Four independent Georgian TV stations suspended broadcasts for 24 hours on Wednesday (14 July) in protest over attacks against journalists and the death of a cameraman.
Demonstrations erupted in the capital Tbilisi following the death on Sunday of Alexander Lashkarava, a 37-year-old cameraman working for independent TV station Pirveli, less than a week after he was assaulted by a violent mob protesting against a planned LGBTQ Pride parade.
His death, and the beating of dozens of other journalists by the mob, has prompted a wave of outrage in the Caucasus country and abroad, with Reporters Without Borders (RSF) saying it “marks a disastrous turning point for the freedom to inform in Georgia.”
Prominent Georgian TV personalities and managers have accused Prime Minister Irakli Garibashvili’s government of setting violent hate groups against critical media.
On Wednesday, four independent TV stations — Formula, Mtavari, Pirveli, and Kavkasia — said they were suspending broadcasting for 24 hours.
“Garibashvili must resign.
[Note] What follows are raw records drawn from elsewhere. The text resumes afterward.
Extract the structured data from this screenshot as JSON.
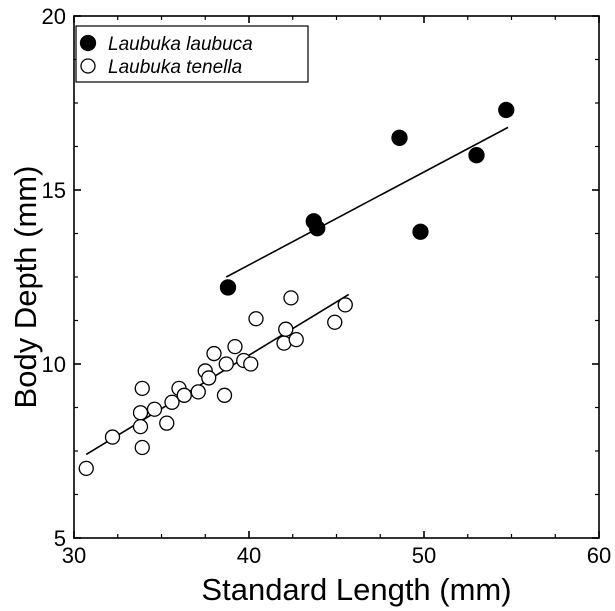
{
  "chart_data": {
    "type": "scatter",
    "xlabel": "Standard Length (mm)",
    "ylabel": "Body Depth (mm)",
    "xlim": [
      30,
      60
    ],
    "ylim": [
      5,
      20
    ],
    "x_ticks": [
      "30",
      "40",
      "50",
      "60"
    ],
    "y_ticks": [
      "5",
      "10",
      "15",
      "20"
    ],
    "grid": false,
    "legend_position": "top-left",
    "series": [
      {
        "name": "Laubuka laubuca",
        "marker": "filled-circle",
        "color": "#000000",
        "points": [
          [
            38.8,
            12.2
          ],
          [
            43.7,
            14.1
          ],
          [
            43.9,
            13.9
          ],
          [
            48.6,
            16.5
          ],
          [
            49.8,
            13.8
          ],
          [
            53.0,
            16.0
          ],
          [
            54.7,
            17.3
          ]
        ],
        "fit_line": [
          [
            38.7,
            12.5
          ],
          [
            54.8,
            16.8
          ]
        ]
      },
      {
        "name": "Laubuka tenella",
        "marker": "open-circle",
        "color": "#000000",
        "points": [
          [
            30.7,
            7.0
          ],
          [
            32.2,
            7.9
          ],
          [
            33.8,
            8.6
          ],
          [
            33.9,
            9.3
          ],
          [
            33.8,
            8.2
          ],
          [
            33.9,
            7.6
          ],
          [
            34.6,
            8.7
          ],
          [
            35.3,
            8.3
          ],
          [
            35.6,
            8.9
          ],
          [
            36.0,
            9.3
          ],
          [
            36.3,
            9.1
          ],
          [
            37.1,
            9.2
          ],
          [
            37.5,
            9.8
          ],
          [
            37.7,
            9.6
          ],
          [
            38.0,
            10.3
          ],
          [
            38.6,
            9.1
          ],
          [
            38.7,
            10.0
          ],
          [
            39.2,
            10.5
          ],
          [
            39.7,
            10.1
          ],
          [
            40.1,
            10.0
          ],
          [
            40.4,
            11.3
          ],
          [
            42.0,
            10.6
          ],
          [
            42.1,
            11.0
          ],
          [
            42.4,
            11.9
          ],
          [
            42.7,
            10.7
          ],
          [
            44.9,
            11.2
          ],
          [
            45.5,
            11.7
          ]
        ],
        "fit_line": [
          [
            30.7,
            7.4
          ],
          [
            45.7,
            12.0
          ]
        ]
      }
    ]
  }
}
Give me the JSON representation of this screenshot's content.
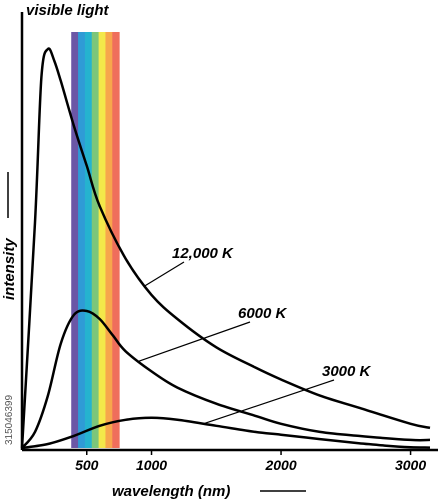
{
  "chart_data": {
    "type": "line",
    "title": "visible light",
    "xlabel": "wavelength (nm)",
    "ylabel": "intensity",
    "xlim": [
      0,
      3150
    ],
    "ylim": [
      0,
      1.0
    ],
    "x_ticks": [
      500,
      1000,
      2000,
      3000
    ],
    "x_tick_labels": [
      "500",
      "1000",
      "2000",
      "3000"
    ],
    "visible_band": [
      380,
      750
    ],
    "spectrum_colors": [
      "#6b57a6",
      "#2f9bd6",
      "#25b3cf",
      "#7cc67a",
      "#f3e84a",
      "#f7a64c",
      "#ef6e5c"
    ],
    "grid": false,
    "legend": "none",
    "series": [
      {
        "name": "12,000 K",
        "x": [
          0,
          100,
          150,
          200,
          250,
          300,
          400,
          500,
          600,
          800,
          1000,
          1200,
          1500,
          1800,
          2000,
          2300,
          2600,
          3000,
          3150
        ],
        "y": [
          0.0,
          0.56,
          0.92,
          0.99,
          0.96,
          0.91,
          0.8,
          0.7,
          0.6,
          0.47,
          0.38,
          0.32,
          0.25,
          0.2,
          0.17,
          0.13,
          0.1,
          0.06,
          0.05
        ]
      },
      {
        "name": "6000 K",
        "x": [
          0,
          100,
          200,
          300,
          400,
          500,
          600,
          700,
          800,
          1000,
          1200,
          1500,
          1800,
          2000,
          2300,
          2600,
          3000,
          3150
        ],
        "y": [
          0.0,
          0.04,
          0.13,
          0.26,
          0.33,
          0.34,
          0.32,
          0.28,
          0.24,
          0.19,
          0.15,
          0.11,
          0.08,
          0.06,
          0.04,
          0.03,
          0.02,
          0.02
        ]
      },
      {
        "name": "3000 K",
        "x": [
          0,
          200,
          400,
          600,
          800,
          1000,
          1200,
          1500,
          1800,
          2000,
          2300,
          2600,
          2800,
          3000,
          3150
        ],
        "y": [
          0.0,
          0.01,
          0.03,
          0.055,
          0.07,
          0.075,
          0.07,
          0.055,
          0.04,
          0.033,
          0.022,
          0.012,
          0.006,
          0.002,
          0.001
        ]
      }
    ],
    "annotations": [
      {
        "text": "12,000 K",
        "series": "12,000 K",
        "at_x": 950
      },
      {
        "text": "6000 K",
        "series": "6000 K",
        "at_x": 900
      },
      {
        "text": "3000 K",
        "series": "3000 K",
        "at_x": 1400
      }
    ]
  },
  "watermark": "315046399"
}
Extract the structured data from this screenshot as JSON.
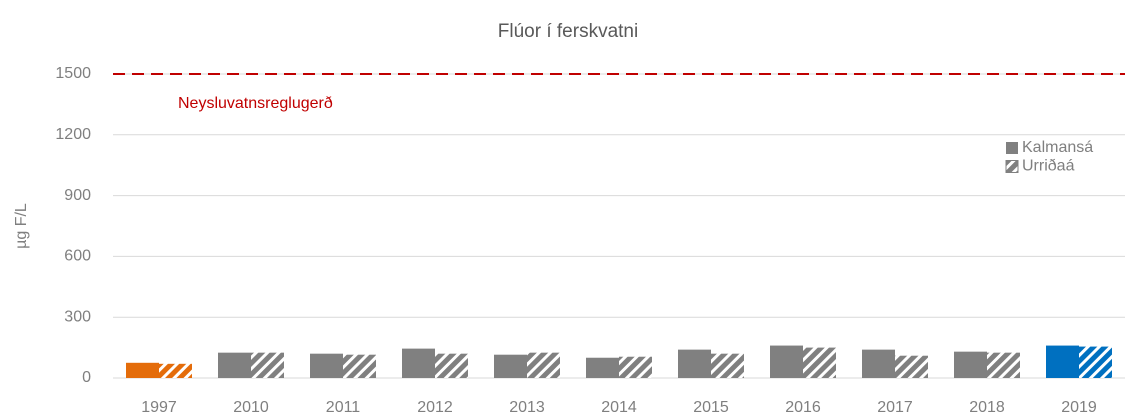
{
  "chart_data": {
    "type": "bar",
    "title": "Flúor í ferskvatni",
    "y_label": "µg F/L",
    "categories": [
      "1997",
      "2010",
      "2011",
      "2012",
      "2013",
      "2014",
      "2015",
      "2016",
      "2017",
      "2018",
      "2019"
    ],
    "series": [
      {
        "name": "Kalmansá",
        "color": "#808080",
        "pattern": "solid",
        "colors": [
          "#e46c0a",
          "#808080",
          "#808080",
          "#808080",
          "#808080",
          "#808080",
          "#808080",
          "#808080",
          "#808080",
          "#808080",
          "#0070c0"
        ],
        "values": [
          75,
          125,
          120,
          145,
          115,
          100,
          140,
          160,
          140,
          130,
          160
        ]
      },
      {
        "name": "Urriðaá",
        "color": "#808080",
        "pattern": "hatch",
        "colors": [
          "#e46c0a",
          "#808080",
          "#808080",
          "#808080",
          "#808080",
          "#808080",
          "#808080",
          "#808080",
          "#808080",
          "#808080",
          "#0070c0"
        ],
        "values": [
          70,
          125,
          115,
          120,
          125,
          105,
          120,
          150,
          110,
          125,
          155
        ]
      }
    ],
    "reference_line": {
      "value": 1500,
      "label": "Neysluvatnsreglugerð",
      "color": "#c00000"
    },
    "ylim": [
      0,
      1500
    ],
    "yticks": [
      0,
      300,
      600,
      900,
      1200,
      1500
    ],
    "grid": true,
    "legend": "right"
  }
}
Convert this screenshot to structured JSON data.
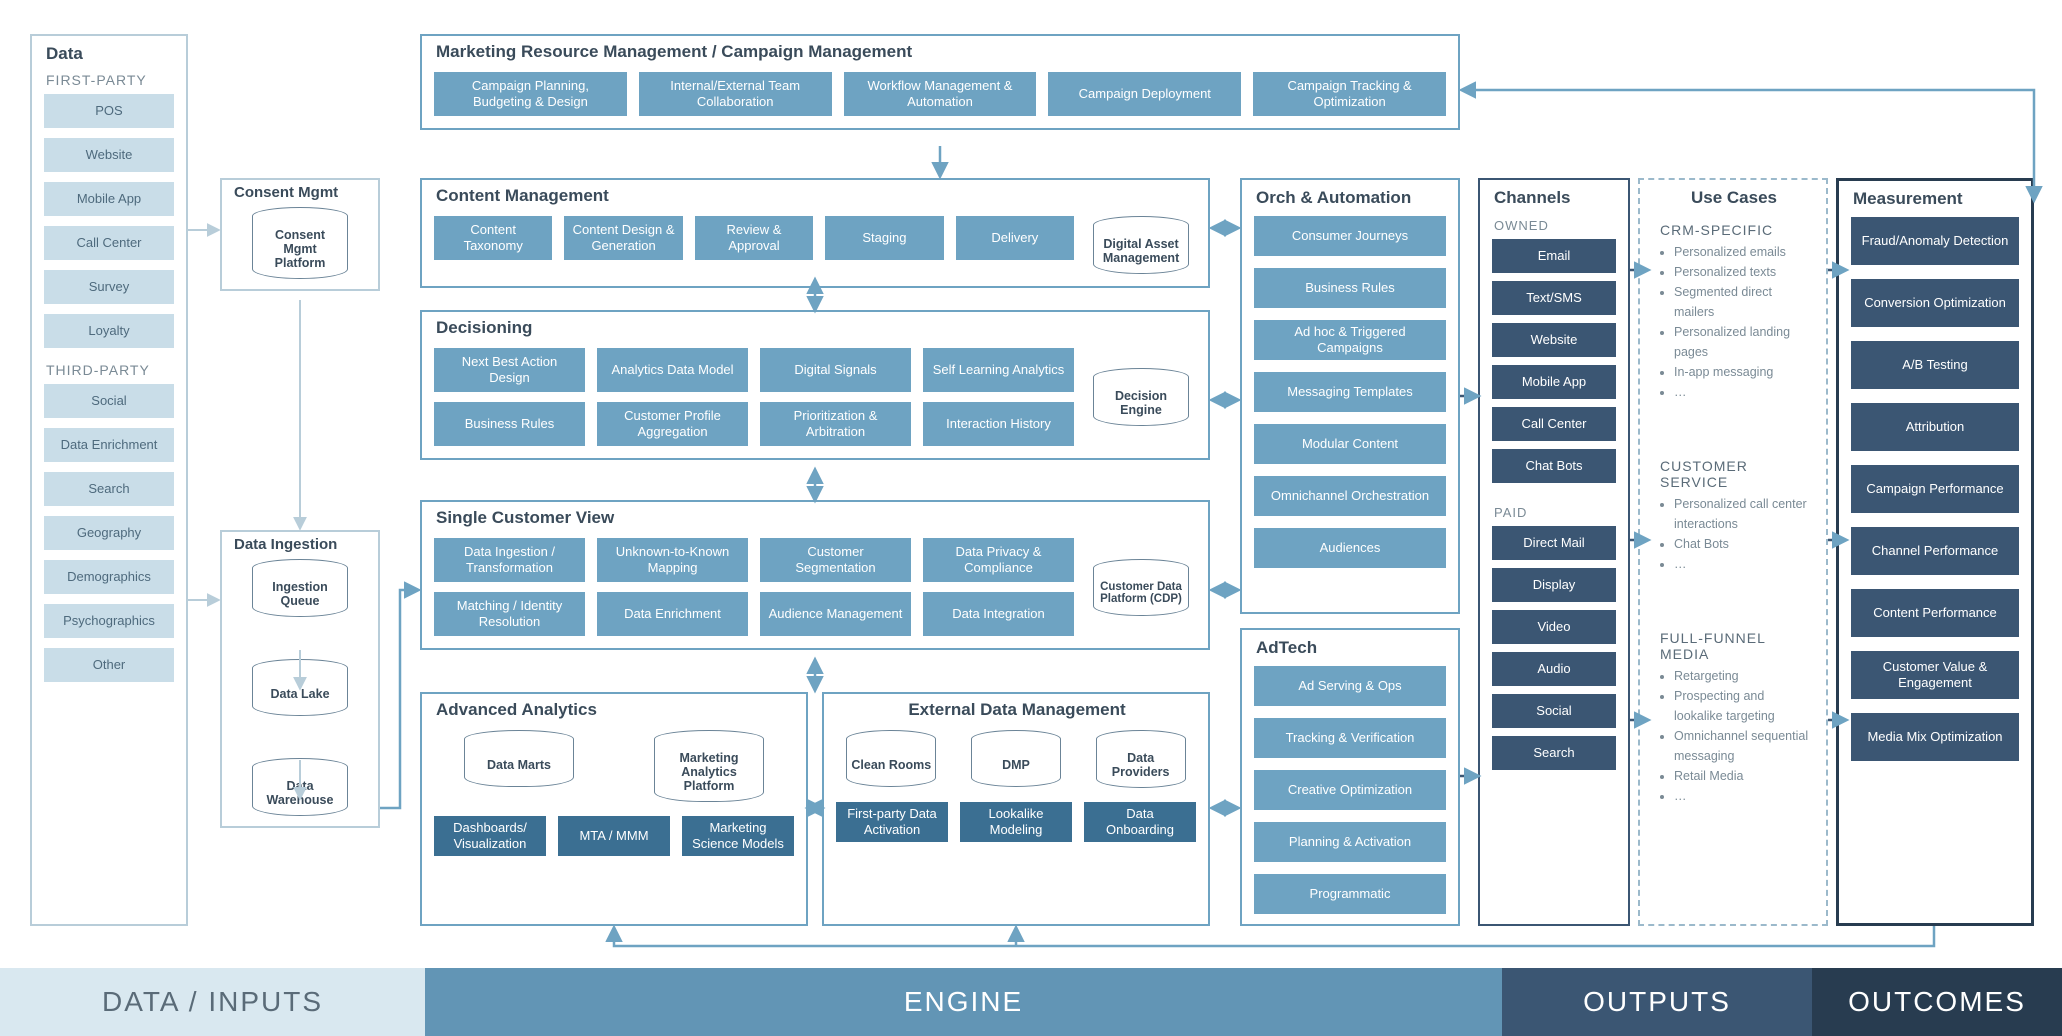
{
  "colors": {
    "blue_lightest": "#d9e8f0",
    "blue_light": "#a6c8da",
    "blue_mid": "#6ea3c2",
    "blue_dark": "#3f7a9e",
    "blue_darker": "#2c6186",
    "navy": "#3b5673",
    "ink": "#4a5a68"
  },
  "footer": {
    "data": "DATA / INPUTS",
    "engine": "ENGINE",
    "outputs": "OUTPUTS",
    "outcomes": "OUTCOMES"
  },
  "data_panel": {
    "title": "Data",
    "sub1": "FIRST-PARTY",
    "first_party": [
      "POS",
      "Website",
      "Mobile App",
      "Call Center",
      "Survey",
      "Loyalty"
    ],
    "sub2": "THIRD-PARTY",
    "third_party": [
      "Social",
      "Data Enrichment",
      "Search",
      "Geography",
      "Demographics",
      "Psychographics",
      "Other"
    ]
  },
  "consent": {
    "title": "Consent Mgmt",
    "cyl": "Consent Mgmt Platform"
  },
  "ingest": {
    "title": "Data Ingestion",
    "cyl1": "Ingestion Queue",
    "cyl2": "Data Lake",
    "cyl3": "Data Warehouse"
  },
  "mrm": {
    "title": "Marketing Resource Management / Campaign Management",
    "items": [
      "Campaign Planning, Budgeting & Design",
      "Internal/External Team Collaboration",
      "Workflow Management & Automation",
      "Campaign Deployment",
      "Campaign Tracking & Optimization"
    ]
  },
  "content": {
    "title": "Content Management",
    "items": [
      "Content Taxonomy",
      "Content Design & Generation",
      "Review & Approval",
      "Staging",
      "Delivery"
    ],
    "cyl": "Digital Asset Management"
  },
  "decision": {
    "title": "Decisioning",
    "row1": [
      "Next Best Action Design",
      "Analytics Data Model",
      "Digital Signals",
      "Self Learning Analytics"
    ],
    "row2": [
      "Business Rules",
      "Customer Profile Aggregation",
      "Prioritization & Arbitration",
      "Interaction History"
    ],
    "cyl": "Decision Engine"
  },
  "scv": {
    "title": "Single Customer View",
    "row1": [
      "Data Ingestion / Transformation",
      "Unknown-to-Known Mapping",
      "Customer Segmentation",
      "Data Privacy & Compliance"
    ],
    "row2": [
      "Matching / Identity Resolution",
      "Data Enrichment",
      "Audience Management",
      "Data Integration"
    ],
    "cyl": "Customer Data Platform (CDP)"
  },
  "analytics": {
    "title": "Advanced Analytics",
    "cyl1": "Data Marts",
    "cyl2": "Marketing Analytics Platform",
    "row": [
      "Dashboards/ Visualization",
      "MTA / MMM",
      "Marketing Science Models"
    ]
  },
  "edm": {
    "title": "External Data Management",
    "cyl1": "Clean Rooms",
    "cyl2": "DMP",
    "cyl3": "Data Providers",
    "row": [
      "First-party Data Activation",
      "Lookalike Modeling",
      "Data Onboarding"
    ]
  },
  "orch": {
    "title": "Orch & Automation",
    "items": [
      "Consumer Journeys",
      "Business Rules",
      "Ad hoc & Triggered Campaigns",
      "Messaging Templates",
      "Modular Content",
      "Omnichannel Orchestration",
      "Audiences"
    ]
  },
  "adtech": {
    "title": "AdTech",
    "items": [
      "Ad Serving & Ops",
      "Tracking & Verification",
      "Creative Optimization",
      "Planning & Activation",
      "Programmatic"
    ]
  },
  "channels": {
    "title": "Channels",
    "owned_label": "OWNED",
    "owned": [
      "Email",
      "Text/SMS",
      "Website",
      "Mobile App",
      "Call Center",
      "Chat Bots"
    ],
    "paid_label": "PAID",
    "paid": [
      "Direct Mail",
      "Display",
      "Video",
      "Audio",
      "Social",
      "Search"
    ]
  },
  "usecases": {
    "title": "Use Cases",
    "h1": "CRM-SPECIFIC",
    "l1": [
      "Personalized emails",
      "Personalized texts",
      "Segmented direct mailers",
      "Personalized landing pages",
      "In-app messaging",
      "…"
    ],
    "h2": "CUSTOMER SERVICE",
    "l2": [
      "Personalized call center interactions",
      "Chat Bots",
      "…"
    ],
    "h3": "FULL-FUNNEL MEDIA",
    "l3": [
      "Retargeting",
      "Prospecting and lookalike targeting",
      "Omnichannel sequential messaging",
      "Retail Media",
      "…"
    ]
  },
  "measure": {
    "title": "Measurement",
    "items": [
      "Fraud/Anomaly Detection",
      "Conversion Optimization",
      "A/B Testing",
      "Attribution",
      "Campaign Performance",
      "Channel Performance",
      "Content Performance",
      "Customer Value & Engagement",
      "Media Mix Optimization"
    ]
  }
}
All those who attacked journalists on July 5 must be prosecuted,” they said in identical statements on their Facebook pages.
Instead of regular programmes, the four national broadcasters were showing a scrolling list of more that 50 journalists who sustained injuries in last week’s attacks including concussions, chemical burns and broken arms.
“We have suspended running programmes for 24 hours. Our silence will shout loudly about the incredible challenges independent media face in Georgia,” Pirveli TV’s news editor, Nodar Meladze, told AFP.
Hundreds of journalists turned out on Tuesday for Lashkarava’s funeral, which saw his coffin carried through a corridor of colleagues with their cameras lowered on tripods.
Garibashvili expressed condolences to Lashkarava’s family and colleagues and promised a prompt investigation into the cause of his death, which he has called an “incredible tragedy.”
The United States and European Union have condemned the attacks on journalists and called for the prosecution of those responsible.
Asked Wednesday about possible sanctions against Georgian officials over the attacks, US State Department spokesman Ned Price told a press briefing: “We have a number of tools to hold accountable those responsible in some way for human rights abuses, for violence around the world. Sanctions are indeed one of those tools.”
RSF has accused authorities of “culpable passivity” and said police had failed to protect journalists.
Critics have accused the ruling Georgian Dream of tacitly supporting homophobic and nationalist groups.
These groups are seen as supporters of the ruling party and have staged protests against pro-Western opposition parties, attacking opposition leaders and activists.